Activation of mitogen-activated protein kinase by H2O2. Role in cell survival following oxidant injury.

The mitogen-activated protein kinase (MAPK) family is comprised of key regulatory proteins that control the cellular response to both proliferation and stress signals. In this study we investigated the factors controlling MAPK activation by H2O2 and explored the impact of altering the pathways to kinase activation on cell survival following H2O2 exposure. Potent activation (10-20-fold) of extracellular signal-regulated protein kinase (ERK2) occurred within 10 min of H2O2 treatment, whereupon rapid inactivation ensued. H2O2 activated ERK2 in several cell types and also moderately activated (3-5-fold) both c-Jun N-terminal kinase and p38/RK/CSBP. Additionally, H2O2 increased the mRNA expression of MAPK-dependent genes c-jun, c-fos, and MAPK phosphatase-1. Suramin pretreatment completely inhibited H2O2 stimulation of ERK2, highlighting a role for growth factor receptors in this activation.
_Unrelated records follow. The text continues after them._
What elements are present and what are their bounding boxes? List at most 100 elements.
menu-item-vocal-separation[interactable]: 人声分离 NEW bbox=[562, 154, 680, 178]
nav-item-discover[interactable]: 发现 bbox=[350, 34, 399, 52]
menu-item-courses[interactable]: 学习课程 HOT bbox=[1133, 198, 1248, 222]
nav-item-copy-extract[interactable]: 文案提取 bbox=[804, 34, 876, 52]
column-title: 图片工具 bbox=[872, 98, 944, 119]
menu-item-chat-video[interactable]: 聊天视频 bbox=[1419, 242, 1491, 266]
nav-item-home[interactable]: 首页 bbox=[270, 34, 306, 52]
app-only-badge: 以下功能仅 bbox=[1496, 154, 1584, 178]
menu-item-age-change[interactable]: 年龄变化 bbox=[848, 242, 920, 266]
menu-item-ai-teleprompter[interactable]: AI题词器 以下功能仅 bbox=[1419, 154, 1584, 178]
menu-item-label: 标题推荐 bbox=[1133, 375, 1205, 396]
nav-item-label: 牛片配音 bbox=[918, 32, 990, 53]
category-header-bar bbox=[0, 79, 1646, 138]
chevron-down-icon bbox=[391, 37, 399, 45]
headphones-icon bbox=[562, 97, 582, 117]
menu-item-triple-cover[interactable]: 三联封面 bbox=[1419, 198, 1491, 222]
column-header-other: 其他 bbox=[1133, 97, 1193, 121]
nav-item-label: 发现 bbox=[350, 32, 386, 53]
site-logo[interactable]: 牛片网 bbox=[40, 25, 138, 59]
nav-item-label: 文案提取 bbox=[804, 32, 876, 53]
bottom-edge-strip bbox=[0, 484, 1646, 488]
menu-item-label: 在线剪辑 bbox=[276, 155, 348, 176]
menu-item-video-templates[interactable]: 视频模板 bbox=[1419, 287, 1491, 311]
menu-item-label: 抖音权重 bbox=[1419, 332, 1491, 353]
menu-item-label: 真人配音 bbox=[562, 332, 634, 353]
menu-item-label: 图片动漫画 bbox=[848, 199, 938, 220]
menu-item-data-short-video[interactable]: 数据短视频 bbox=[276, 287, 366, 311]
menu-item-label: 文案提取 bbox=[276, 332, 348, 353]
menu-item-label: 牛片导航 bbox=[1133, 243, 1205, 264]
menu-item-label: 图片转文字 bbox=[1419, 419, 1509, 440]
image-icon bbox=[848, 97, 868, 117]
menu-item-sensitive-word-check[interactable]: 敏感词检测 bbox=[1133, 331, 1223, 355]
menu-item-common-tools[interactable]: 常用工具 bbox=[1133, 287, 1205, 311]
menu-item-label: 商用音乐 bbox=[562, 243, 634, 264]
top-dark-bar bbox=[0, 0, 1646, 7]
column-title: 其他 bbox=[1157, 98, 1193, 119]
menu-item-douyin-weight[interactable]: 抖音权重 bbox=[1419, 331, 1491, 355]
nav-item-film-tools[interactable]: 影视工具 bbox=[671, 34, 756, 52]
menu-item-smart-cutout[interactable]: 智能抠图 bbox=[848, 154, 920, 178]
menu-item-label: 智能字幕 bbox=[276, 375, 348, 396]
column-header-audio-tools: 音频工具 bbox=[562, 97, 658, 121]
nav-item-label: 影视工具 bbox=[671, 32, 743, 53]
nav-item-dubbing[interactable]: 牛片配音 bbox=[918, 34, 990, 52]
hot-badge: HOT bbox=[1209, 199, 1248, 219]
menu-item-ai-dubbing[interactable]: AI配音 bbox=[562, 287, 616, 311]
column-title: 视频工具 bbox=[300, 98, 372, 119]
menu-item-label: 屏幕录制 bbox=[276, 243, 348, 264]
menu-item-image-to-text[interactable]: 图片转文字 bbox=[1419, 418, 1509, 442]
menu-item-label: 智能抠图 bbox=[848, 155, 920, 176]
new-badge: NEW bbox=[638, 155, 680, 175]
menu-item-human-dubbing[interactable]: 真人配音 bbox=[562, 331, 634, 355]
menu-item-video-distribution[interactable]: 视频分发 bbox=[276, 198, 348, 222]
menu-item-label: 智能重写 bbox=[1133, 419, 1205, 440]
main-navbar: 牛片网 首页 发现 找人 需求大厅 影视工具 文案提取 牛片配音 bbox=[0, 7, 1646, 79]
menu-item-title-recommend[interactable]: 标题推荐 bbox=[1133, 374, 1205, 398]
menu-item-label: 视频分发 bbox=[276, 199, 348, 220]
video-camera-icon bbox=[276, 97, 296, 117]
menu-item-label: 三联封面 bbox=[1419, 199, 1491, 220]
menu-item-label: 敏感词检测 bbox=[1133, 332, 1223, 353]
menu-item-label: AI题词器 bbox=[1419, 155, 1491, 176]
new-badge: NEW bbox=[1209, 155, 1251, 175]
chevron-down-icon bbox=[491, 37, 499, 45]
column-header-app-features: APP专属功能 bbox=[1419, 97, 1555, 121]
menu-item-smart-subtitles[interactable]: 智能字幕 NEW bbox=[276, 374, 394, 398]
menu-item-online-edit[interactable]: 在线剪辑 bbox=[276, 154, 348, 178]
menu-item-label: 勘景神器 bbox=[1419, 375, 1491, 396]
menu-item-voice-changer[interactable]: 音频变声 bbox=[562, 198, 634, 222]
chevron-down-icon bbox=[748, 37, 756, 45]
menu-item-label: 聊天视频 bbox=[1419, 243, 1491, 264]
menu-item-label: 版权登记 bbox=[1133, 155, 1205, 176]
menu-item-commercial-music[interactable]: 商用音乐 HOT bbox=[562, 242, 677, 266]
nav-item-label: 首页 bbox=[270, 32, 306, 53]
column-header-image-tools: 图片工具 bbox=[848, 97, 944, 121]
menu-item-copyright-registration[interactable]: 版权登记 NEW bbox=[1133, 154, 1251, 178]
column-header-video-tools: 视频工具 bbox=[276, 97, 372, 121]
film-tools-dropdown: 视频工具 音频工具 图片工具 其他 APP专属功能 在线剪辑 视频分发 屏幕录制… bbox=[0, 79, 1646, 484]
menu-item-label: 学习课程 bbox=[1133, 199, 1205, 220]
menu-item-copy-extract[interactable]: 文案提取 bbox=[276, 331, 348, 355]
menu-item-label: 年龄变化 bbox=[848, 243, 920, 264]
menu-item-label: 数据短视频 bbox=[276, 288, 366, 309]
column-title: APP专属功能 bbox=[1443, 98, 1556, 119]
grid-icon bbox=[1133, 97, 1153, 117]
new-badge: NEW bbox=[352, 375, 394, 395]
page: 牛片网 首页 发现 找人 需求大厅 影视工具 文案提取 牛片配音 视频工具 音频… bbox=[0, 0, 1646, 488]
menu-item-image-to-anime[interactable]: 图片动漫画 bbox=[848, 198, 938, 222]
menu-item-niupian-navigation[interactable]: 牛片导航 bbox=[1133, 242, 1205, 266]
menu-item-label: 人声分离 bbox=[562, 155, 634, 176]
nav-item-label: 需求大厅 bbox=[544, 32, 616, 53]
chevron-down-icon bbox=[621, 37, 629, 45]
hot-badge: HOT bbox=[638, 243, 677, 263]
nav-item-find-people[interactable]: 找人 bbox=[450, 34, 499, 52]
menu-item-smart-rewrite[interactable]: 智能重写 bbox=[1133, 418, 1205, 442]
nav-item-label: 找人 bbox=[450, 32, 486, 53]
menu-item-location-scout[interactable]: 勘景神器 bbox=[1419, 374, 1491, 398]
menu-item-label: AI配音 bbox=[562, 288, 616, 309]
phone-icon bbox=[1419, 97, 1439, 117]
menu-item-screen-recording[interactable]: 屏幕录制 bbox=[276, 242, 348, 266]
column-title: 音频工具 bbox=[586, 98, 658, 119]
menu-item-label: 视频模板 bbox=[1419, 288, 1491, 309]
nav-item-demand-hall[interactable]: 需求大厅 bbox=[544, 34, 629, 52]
Further, ERK2 activation by H2O2 was blocked by pretreatment with either N-acetyl-cysteine, o-phenanthroline, or mannitol, indicating that metal-catalyzed free radical formation mediates the initiation of signal transduction by H2O2. H2O2-stimulated activation of ERK2 was abolished in PC12 cells by inducible or constitutive expression of the dominant negative Ras-N-17 allele. Interestingly, PC12/Ras-N-17 cells were more sensitive than wild-type PC12 cells to H2O2 toxicity. Moreover, NIH 3T3 cells expressing constitutively active MAPK kinase (MEK, the immediate upstream regulator of ERK) were more resistant to H2O2 toxicity, while those expressing kinase-defective MEK were more sensitive, than cells expressing wild-type MEK. Taken together, these studies provide insight into mechanisms of MAPK regulation by H2O2 and suggest that ERK plays a critical role in cell survival following oxidant injury.